When she came back a moment later, she shoved the phone at me, with a look of triumph on her face.
“Who is this?” came a harsh male voice.
“Detective Michael Bennett.”
“Listen up, Bennett. This is Mayor Carlson. There’ll be no more crazy talk of canceling this event. We can’t cave in to terrorism.”
“It’s not exactly caving in to terrorism, sir.”
“That’s how it will look. Besides, my wife and I are attending, so that’s an end to it. You call the commissioner and tell him to beef up security. Do I make myself clear?”
Right, I felt like telling him. A highly visible police presence will really be great for our trap. What did another bunch of dead citizens matter, compared to twisting by the pool with the A-list?
But those were the kinds of thoughts I grudgingly had to keep to myself.
“Whatever you say, your honor,” I said.
As I walked back inside, I met the butler returning with Henry Blanchette. I’d never seen a more unhappy-looking man.
“I’m sure you’re finding my wife’s behavior somewhat odd, Detective,” he said.
“That’s not my job to judge.”
“She has a very hard time dealing with stress,” he said with a sigh. “There’ve been times in the past when much slighter things than this have pushed her over the edge. She goes into denial, drinks, and takes pills, and she’s impossible to deal with. But soon she’ll break down, and then I’ll take her to a discreet clinic, where they know her well. So if you’ll just bear with us for a little while longer.”
“I’ll do my best,” I said, actually feeling sorry for Henry. On top of his own grief and the danger of the situation, he had a crazy woman on his hands.
For the next half hour, I followed the mayor’s orders. I called Chief McGinnis, and within minutes a dozen plainclothes cops and detectives arrived on the back elevator along with the caterer.
I finagled the guest list from the butler and stationed two cops at the penthouse door with it, although it wasn’t like they’d really need to match names to faces, what with all the Hollywood, Washington, and Wall Street celebs due to arrive. I got several more men to pose as waiters, and even posted a couple of detectives outside by the roof pool. With this maniac, who knew? He might try to scale the building like Spider-Man, or maybe paraglide onto the roof.

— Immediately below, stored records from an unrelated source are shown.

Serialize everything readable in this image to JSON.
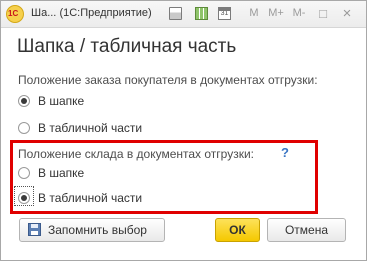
{
  "titlebar": {
    "short_title": "Ша...",
    "app_name": "(1С:Предприятие)",
    "app_icon_text": "1С",
    "calendar_icon_text": "31",
    "memory_buttons": [
      "M",
      "M+",
      "M-"
    ],
    "window_buttons": [
      "□",
      "×"
    ]
  },
  "dialog": {
    "title": "Шапка / табличная часть"
  },
  "customer_order": {
    "label": "Положение заказа покупателя в документах отгрузки:",
    "options": [
      {
        "label": "В шапке",
        "selected": true
      },
      {
        "label": "В табличной части",
        "selected": false
      }
    ]
  },
  "warehouse": {
    "label": "Положение склада в документах отгрузки:",
    "help": "?",
    "options": [
      {
        "label": "В шапке",
        "selected": false
      },
      {
        "label": "В табличной части",
        "selected": true
      }
    ]
  },
  "buttons": {
    "remember": "Запомнить выбор",
    "ok": "ОК",
    "cancel": "Отмена"
  },
  "colors": {
    "highlight": "#e00000",
    "ok_button": "#f5c800",
    "help_link": "#3a75c4"
  }
}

Then I made a security check, going upstairs and wandering through the cavernous duplex apartment. This place could have fit even my family comfortably, and would still have a few rooms left over. I passed by his-and-her master bedrooms, marble bathrooms that ancient Roman emperors would have found plush, a white-on-white French château-inspired library with an ornate, coffered ceiling. Any minute, I expected to turn a corner and find gold and gems just dumped out onto the oriental rugs like pirate treasure.
I was passing by yet another bedroom when I heard human sounds. It was probably just one of the platoon of maids, but better safe than sorry. I drew my Glock and held it down beside my thigh.
But instead of a maid, it was Mrs. Blanchette that I glimpsed through the doorway. She was sitting on a small canopy bed, crying. Her husband arrived at her back and embraced her, his cheeks wet. She rocked back and forth, keening, her fists squeezing and pulling at the bedspread as he whispered in her ear.